Assessment of the range of habitat types and key species groups, their distribution and characteristics in Scotland's seas indicate:

  • Certain habitats have been impacted, largely from the effects of fishing over large areas of the seabed and more localised impacts from activities such as aquaculture.
  • Low abundance of some demersal commercial fish species on the west coast is a major concern and is being addressed through various initiatives.
  • Sharks, skates and rays are severely depleted (although sightings of basking sharks have increased), largely as result of historical unsustainable catches and their long lived, low fecundity life cycle.
  • Populations of some seabirds, harbour seals and some fish species have declined, possibly because of climate change, human activities and competition from other species.
  • There are no specific concerns regarding whales and dolphins, although there are high levels of uncertainty in assessing this.

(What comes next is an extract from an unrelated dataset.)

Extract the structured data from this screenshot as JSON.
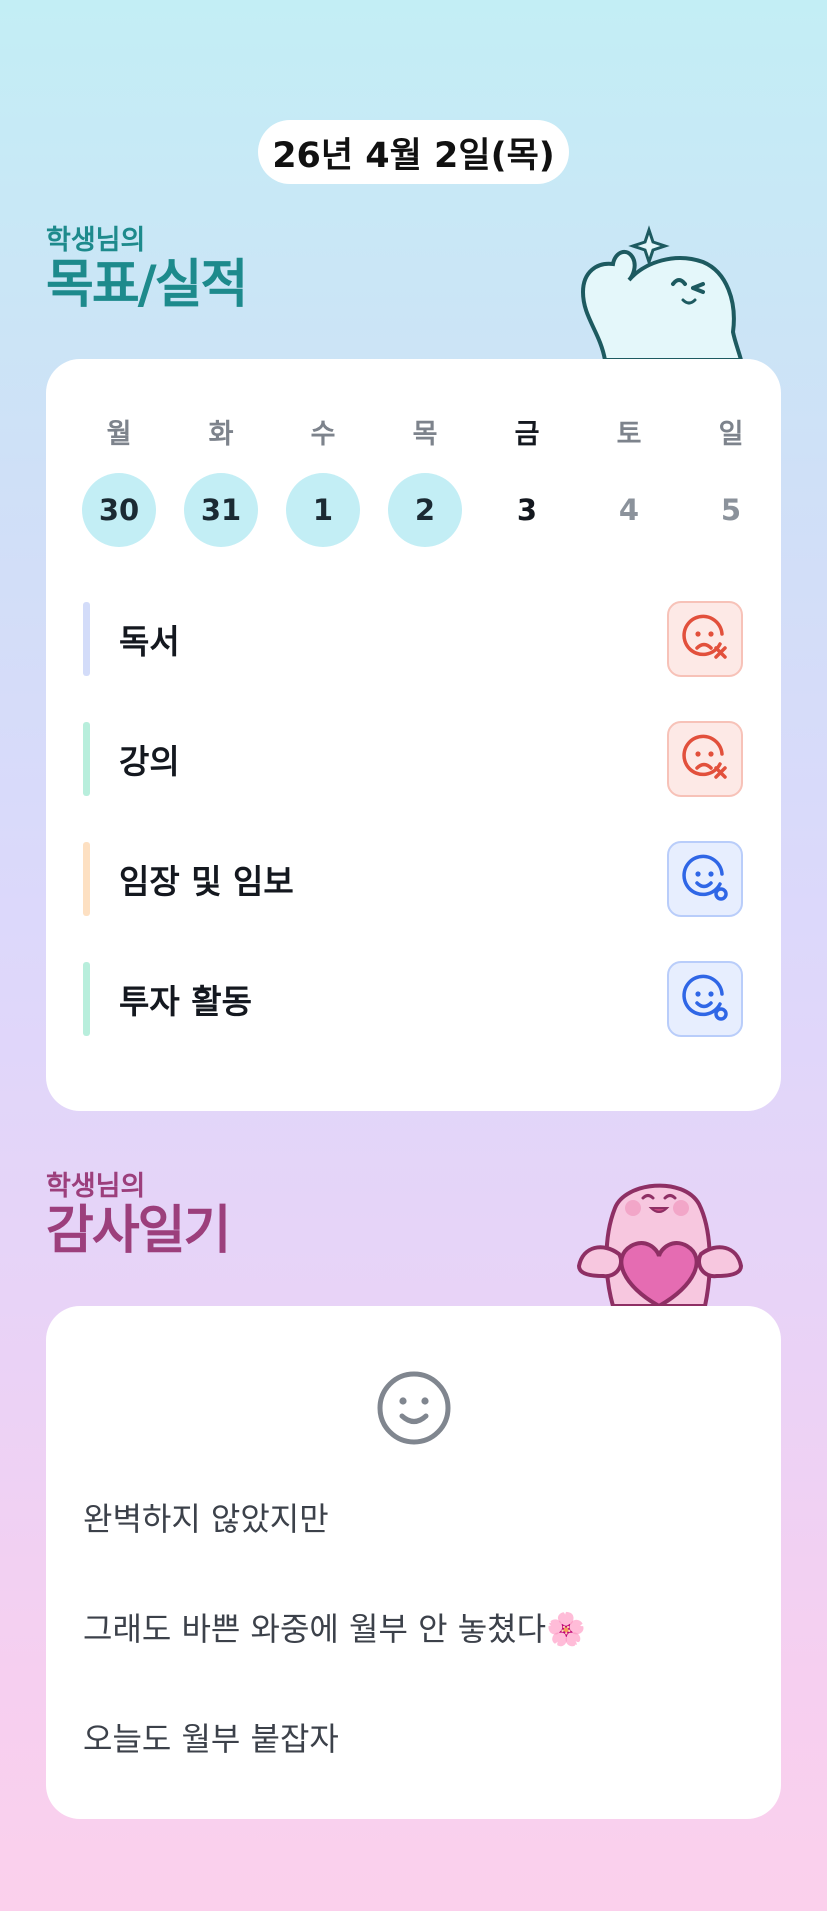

Analysis of economic and spatial information about human activities in our seas, both for the core marine sector ( i.e. industries which predominantly rely on the sea to generate their output) and for a number of other sectors benefiting from the sea indicates:

  • The core marine sector, less the extraction of oil and gas, contributed £4.4 billion of Gross Value Added in 2011; oil and gas extraction had a GVA of approximately £19.7 billion [24] ; and approximately 44,600 people were employed in the core marine sector in 2011.
  • Fishing takes place in all sea areas, but some are more economically productive than others. Aquaculture predominates on the west coast and the islands.
  • Sixteen major ports handle about 98% of all port traffic. Significant shipping activity includes transit through Scottish waters, arrival at ports and ferry activity.
  • The potential of renewable energy generation from offshore wind, waves and tides has started to be realised. There is potential for 'carbon capture and storage' schemes under the seabed.
  • Other activities include water abstraction for power stations, disposal of treated waste water and industrial effluent, telecommunications cables, recreation and tourism including marine sports and natural/cultural heritage tourism.